Arrivée à la hauteur du maraîcher, elle est dépitée : la chaîne barricade l’entrée du parking de terre, les étalages sont vides et un panneau informe qu’exceptionnellement la fermeture s’est effectuée à

15h.

Dommage se dit Odette en continuant sa route, ce sera pour une autre fois. Plus loin, elle croise Monsieur Hofer qui promène son chien. Gentleman, il soulève son chapeau et la salue, elle répond pas un petit signe de tête mais ne s’arrête pas. Cela fait bientôt 2 ans qu’il est veuf et visiblement sa solitude devait lui peser car chaque fois qu’il la rencontrait, il essayait de l’aborder et de lui parler. Au début, elle s’était sentie solidaire mais rapidement, l’entendre continuellement se lamenter lui avait chauffé les oreilles et, tout en essayant de rester polie, elle avait décidé de mettre au point une stratégie pour éviter ces rencontres qui ne lui apportaient rien. S’en était-il aperçu ? Vraisemblablement oui car cela fait un moment qu’il se contente de la saluer sans plus chercher à l’aborder. Elle s’est sentie un peu confuse au début mais après tout, si à son âge, elle n’est pas capable de renvoyer les pleureurs, les enquiquineurs et les râleurs, qui pourrait le faire ?

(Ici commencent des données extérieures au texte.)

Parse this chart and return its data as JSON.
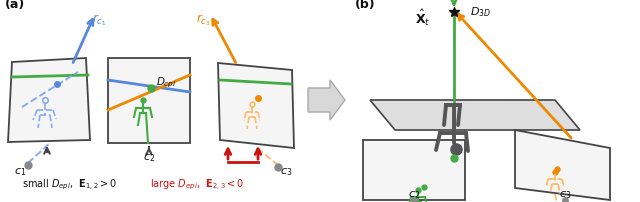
{
  "fig_width": 6.4,
  "fig_height": 2.02,
  "dpi": 100,
  "bg_color": "#ffffff",
  "label_a": "(a)",
  "label_b": "(b)",
  "text_c1": "$c_1$",
  "text_c2": "$c_2$",
  "text_c3": "$c_3$",
  "text_rc1": "$r_{c_1}$",
  "text_rc3": "$r_{c_3}$",
  "text_dcpi": "$D_{cpi}$",
  "text_d3d": "$D_{3D}$",
  "text_xt": "$\\hat{\\mathbf{X}}_t$",
  "caption_black": "small $D_{epi}$,  $\\mathbf{E}_{1,2} > 0$",
  "caption_red": "large $D_{epi}$,  $\\mathbf{E}_{2,3} < 0$",
  "color_blue": "#5588DD",
  "color_blue_light": "#88AAEE",
  "color_orange": "#EE8800",
  "color_orange_light": "#FFBB66",
  "color_green": "#44AA44",
  "color_green_light": "#88CC88",
  "color_darkgray": "#444444",
  "color_midgray": "#888888",
  "color_lightgray": "#CCCCCC",
  "color_panelgray": "#EEEEEE",
  "color_groundgray": "#DDDDDD",
  "color_red": "#CC1111",
  "color_black": "#111111"
}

Au loin, un beau coucher de soleil irradie de ses derniers rayons les tours de Vedmont. « Ce doit être beau d’habiter au dernier étage » se dit Odette, « la vue est sûrement splendide, je me demande comment c’est de là-haut ? ». La voilà dans sa rue, les feuilles tombées des arbres qui la bordent crissent sous ses pas. Elle fait attention à ne pas glisser, elle serait belle avec une fracture comme cela était arrivé à Mme Planchet. Deux mois d’hôpital pour finir ensuite dans un établissement médico-social d’où elle n’était plus ressortie. Elle ne pouvait plus rester seule qu’ils ont dit et son appartement à été rapidement débarrassé puis loué à un couple de jeunes. Odette ne veut pas que cela lui arrive alors elle fait attention.

Tout occupée à regarder où elle pose ses pieds, elle ne voit pas une jeune fille, une adolescente encore, qui vient en sens inverse. Celle-ci, perdue dans ses pensées, ne voit pas Odette non plus et ce qui devait arriver, arriva, elles se télescopèrent. Odette lâche son sac qui tombe à terre, chancelle, fait des moulinets avec ses bras et se sent partir à la renverse. Heureusement, une main ferme la saisit et la remet en équilibre. Sous le coup de l’émotion, Odette murmure : « Oh ! mon Dieu, oh ! mon Dieu », la main sur son cœur qui palpite de façon désordonnée.